Once the documents are tendered, as per Article 435, the bank is under an obligation to insure that the required documents are exactly in accordance with the terms and conditions of the documentary credit, and that they correspond with each other. Once the bank is assured, it shall make the payment (Article 430 (2)).
If the documents do not comply with the documentary credit, the Issuing Bank shall reject them. It may also send them to the buyer for approval as soon as possible. Otherwise, the issuing/Correspondent Bank (referred to as Paying Bank, wherever applicable) will be deemed to have accepted the documents and will be liable to pay. Further, the Paying Bank will not be able to recover the amount paid to the beneficiary towards the documentary credit. The Paying Bank will be responsible to the buyer for deductions from the buyer’s account and entitle for damages. Once the bank accepts the documents, it shall urgently transfer them to the buyer and pay to the beneficiary; and if the bank rejects them, it shall immediately notify the beneficiary and the buyer. The bank must provide reasons for such rejection (Article 437).
However, banks are not under any obligation to check whether such documents represent the goods in question. The bank’s obligation is restricted to examining that the presented documents are the exact documents required under the documentary credit. The rationale behind this strict, uncompromising, doctrine is the notion that banks are financiers and not traders. They are not – and cannot be expected to be – familiar with the commercial elements of their customers’ business activities. Accordingly, banks should not be dragged into disputes respecting the conformity of goods supplied. As long as the Paying Bank adheres to strict compliance principle when it examines the documents tendered under the documentary credit, it remains within the ambit of its contract with the applicant for the credit.

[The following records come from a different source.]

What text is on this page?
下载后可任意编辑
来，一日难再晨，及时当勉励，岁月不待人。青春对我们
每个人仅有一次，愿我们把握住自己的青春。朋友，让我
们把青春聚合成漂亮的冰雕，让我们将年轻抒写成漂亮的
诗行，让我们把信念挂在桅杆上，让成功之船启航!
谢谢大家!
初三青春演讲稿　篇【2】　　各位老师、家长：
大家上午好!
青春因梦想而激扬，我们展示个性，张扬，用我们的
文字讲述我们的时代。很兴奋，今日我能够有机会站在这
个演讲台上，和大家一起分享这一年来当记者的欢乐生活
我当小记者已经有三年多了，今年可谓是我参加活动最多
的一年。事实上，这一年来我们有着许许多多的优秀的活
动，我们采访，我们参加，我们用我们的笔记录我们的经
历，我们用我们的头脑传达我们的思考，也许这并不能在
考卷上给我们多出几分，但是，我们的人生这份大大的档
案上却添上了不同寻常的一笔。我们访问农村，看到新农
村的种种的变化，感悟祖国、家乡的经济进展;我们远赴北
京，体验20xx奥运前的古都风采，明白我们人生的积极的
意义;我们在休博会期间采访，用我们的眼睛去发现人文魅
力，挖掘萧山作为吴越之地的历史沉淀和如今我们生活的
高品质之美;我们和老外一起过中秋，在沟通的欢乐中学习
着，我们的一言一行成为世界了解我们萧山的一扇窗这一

However, the seller may send defective goods (so long as this does not amount to a clear fraud) and yet present conforming documents. A rigid application of the doctrine of strict compliance may therefore lead to results that would, on many occasions, be regarded as both unfair and unsound by the business world in general.

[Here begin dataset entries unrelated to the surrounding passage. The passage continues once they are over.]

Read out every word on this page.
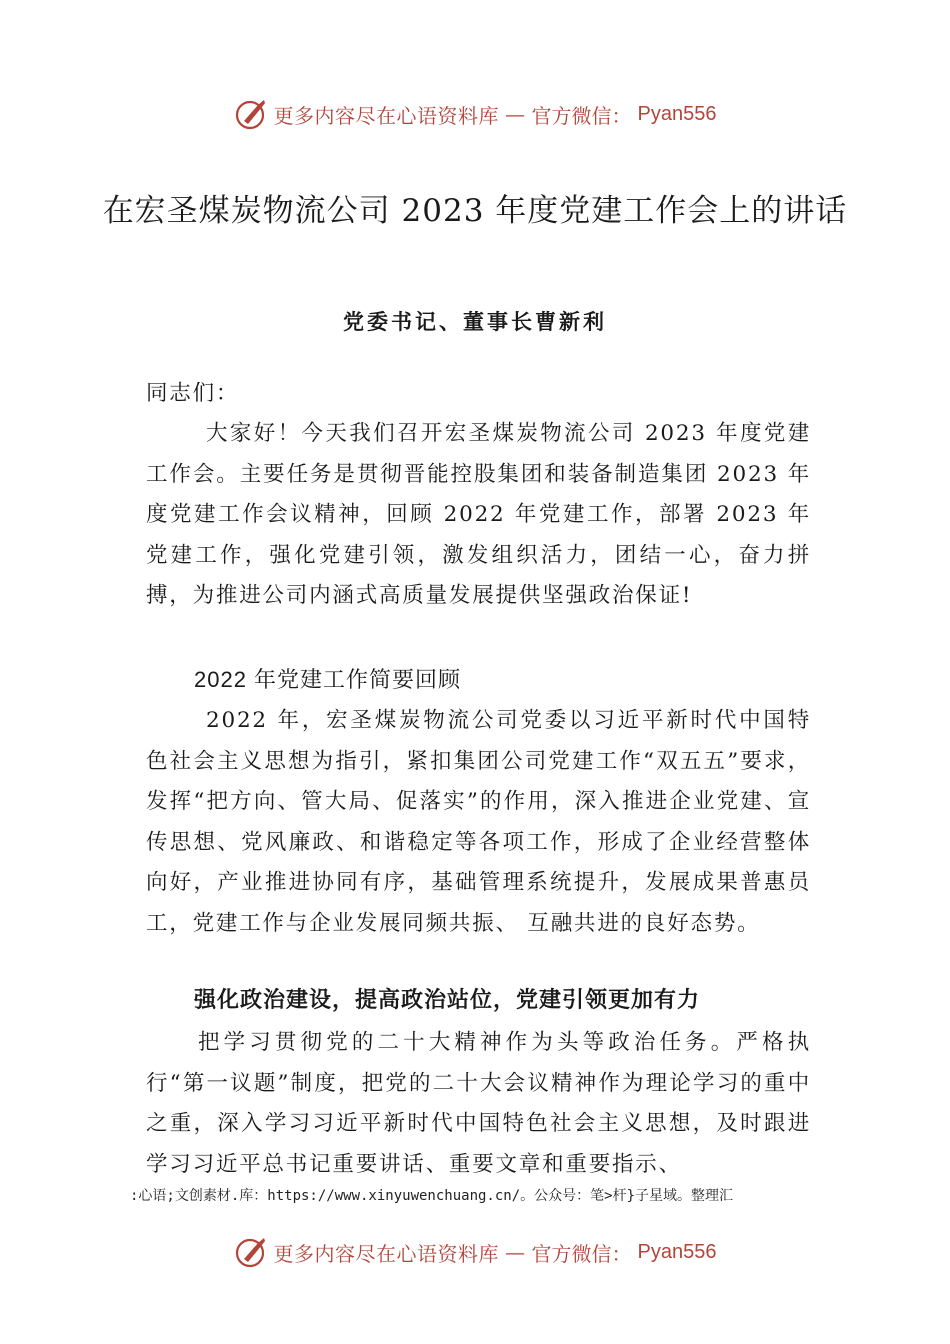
更多内容尽在心语资料库 — 官方微信： Pyan556
在宏圣煤炭物流公司 2023 年度党建工作会上的讲话
党委书记、董事长曹新利
同志们：
大家好！今天我们召开宏圣煤炭物流公司 2023 年度党建工作会。主要任务是贯彻晋能控股集团和装备制造集团 2023 年度党建工作会议精神，回顾 2022 年党建工作，部署 2023 年党建工作，强化党建引领，激发组织活力，团结一心，奋力拼搏，为推进公司内涵式高质量发展提供坚强政治保证!
2022 年党建工作简要回顾
2022 年，宏圣煤炭物流公司党委以习近平新时代中国特色社会主义思想为指引，紧扣集团公司党建工作“双五五”要求，发挥“把方向、管大局、促落实”的作用，深入推进企业党建、宣传思想、党风廉政、和谐稳定等各项工作，形成了企业经营整体向好，产业推进协同有序，基础管理系统提升，发展成果普惠员工，党建工作与企业发展同频共振、 互融共进的良好态势。
强化政治建设，提高政治站位，党建引领更加有力
把学习贯彻党的二十大精神作为头等政治任务。严格执行“第一议题”制度，把党的二十大会议精神作为理论学习的重中之重，深入学习习近平新时代中国特色社会主义思想，及时跟进学习习近平总书记重要讲话、重要文章和重要指示、
:心语;文创素材.库：https://www.xinyuwenchuang.cn/。公众号：笔>杆}子星域。整理汇
更多内容尽在心语资料库 — 官方微信： Pyan556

The buyer’s obligation is to refund to the bank the amount paid to the beneficiary within the limits of the opened credit along with the expenses, which the Issuing Bank has incurred in this respect. If the buyer fails to pay the value of the documentary credit to the bank within one (1) month from the date of being notified of the arrival of such documents, the bank has the right to have a lien on the goods represented by the documents and can sell the goods. If the goods are destroyed or become damaged, the right of mortgage/lien shall pass to the insurance amount (Article 439).

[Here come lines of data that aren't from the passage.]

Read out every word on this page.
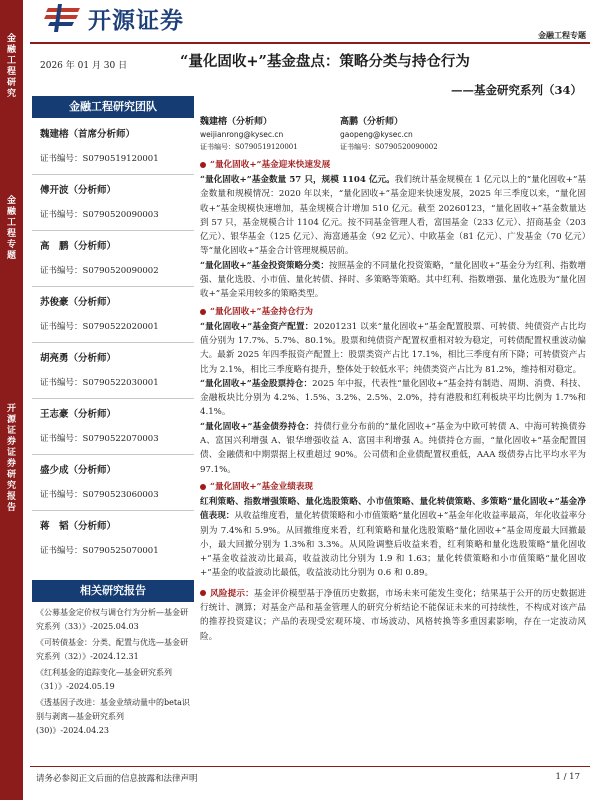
金融工程研究
金融工程专题
开源证券 证券研究报告
开源证券
金融工程专题
2026 年 01 月 30 日	“量化固收+”基金盘点：策略分类与持仓行为
——基金研究系列（34）
金融工程研究团队
魏建榕（首席分析师）
证书编号：S0790519120001
傅开波（分析师）
证书编号：S0790520090003
高　鹏（分析师）
证书编号：S0790520090002
苏俊豪（分析师）
证书编号：S0790522020001
胡亮勇（分析师）
证书编号：S0790522030001
王志豪（分析师）
证书编号：S0790522070003
盛少成（分析师）
证书编号：S0790523060003
蒋　韬（分析师）
证书编号：S0790525070001
相关研究报告
《公募基金定价权与调仓行为分析—基金研究系列（33）》-2025.04.03
《可转债基金：分类、配置与优选—基金研究系列（32）》-2024.12.31
《红利基金的追踪变化—基金研究系列（31）》-2024.05.19
《透基因子改进：基金业绩动量中的beta识别与剥离—基金研究系列(30)》-2024.04.23
魏建榕（分析师）
weijianrong@kysec.cn
证书编号：S0790519120001
高鹏（分析师）
gaopeng@kysec.cn
证书编号：S0790520090002
“量化固收+”基金迎来快速发展

“量化固收+”基金数量 57 只，规模 1104 亿元。我们统计基金规模在 1 亿元以上的“量化固收+”基金数量和规模情况：2020 年以来，“量化固收+”基金迎来快速发展，2025 年三季度以来，“量化固收+”基金规模快速增加，基金规模合计增加 510 亿元。截至 20260123，“量化固收+”基金数量达到 57 只，基金规模合计 1104 亿元。按不同基金管理人看，富国基金（233 亿元）、招商基金（203 亿元）、银华基金（125 亿元）、海富通基金（92 亿元）、中欧基金（81 亿元）、广发基金（70 亿元）等“量化固收+”基金合计管理规模居前。

“量化固收+”基金投资策略分类：按照基金的不同量化投资策略，“量化固收+”基金分为红利、指数增强、量化选股、小市值、量化转债、择时、多策略等策略。其中红利、指数增强、量化选股为“量化固收+”基金采用较多的策略类型。

“量化固收+”基金持仓行为

“量化固收+”基金资产配置：20201231 以来“量化固收+”基金配置股票、可转债、纯债资产占比均值分别为 17.7%、5.7%、80.1%。股票和纯债资产配置权重相对较为稳定，可转债配置权重波动偏大。最新 2025 年四季报资产配置上：股票类资产占比 17.1%，相比三季度有所下降；可转债资产占比为 2.1%，相比三季度略有提升，整体处于较低水平；纯债类资产占比为 81.2%，维持相对稳定。

“量化固收+”基金股票持仓：2025 年中报，代表性“量化固收+”基金持有制造、周期、消费、科技、金融板块比分别为 4.2%、1.5%、3.2%、2.5%、2.0%，持有港股和红利板块平均比例为 1.7%和 4.1%。

“量化固收+”基金债券持仓：持债行业分布前的“量化固收+”基金为中欧可转债 A、中海可转换债券 A、富国兴利增强 A、银华增强收益 A、富国丰利增强 A。纯债持仓方面，“量化固收+”基金配置国债、金融债和中期票据上权重超过 90%。公司债和企业债配置权重低，AAA 级债券占比平均水平为 97.1%。

“量化固收+”基金业绩表现

红利策略、指数增强策略、量化选股策略、小市值策略、量化转债策略、多策略“量化固收+”基金净值表现：从收益维度看，量化转债策略和小市值策略“量化固收+”基金年化收益率最高，年化收益率分别为 7.4%和 5.9%。从回撤维度来看，红利策略和量化选股策略“量化固收+”基金周度最大回撤最小，最大回撤分别为 1.3%和 3.3%。从风险调整后收益来看，红利策略和量化选股策略“量化固收+”基金收益波动比最高，收益波动比分别为 1.9 和 1.63；量化转债策略和小市值策略“量化固收+”基金的收益波动比最低，收益波动比分别为 0.6 和 0.89。

风险提示：基金评价模型基于净值历史数据，市场未来可能发生变化；结果基于公开的历史数据进行统计、测算；对基金产品和基金管理人的研究分析结论不能保证未来的可持续性，不构成对该产品的推荐投资建议；产品的表现受宏观环境、市场波动、风格转换等多重因素影响，存在一定波动风险。

请务必参阅正文后面的信息披露和法律声明	1 / 17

In view of the above, documentary credit transactions demand trust towards banks by both the buyer and seller to remain confident that Issuing or Correspondent Banks will respect their payment commitments. Documentary credit could not function if the buyer and seller lacked confidence that the banks would honour their obligations irrespective of their instructions thereby making prinicple of autonomy the most significant practice serving as lifeblood for international trade and to some extent brigding the gap of trust and knowledge between the two trading partners unknown to each other at initial risk taking phase.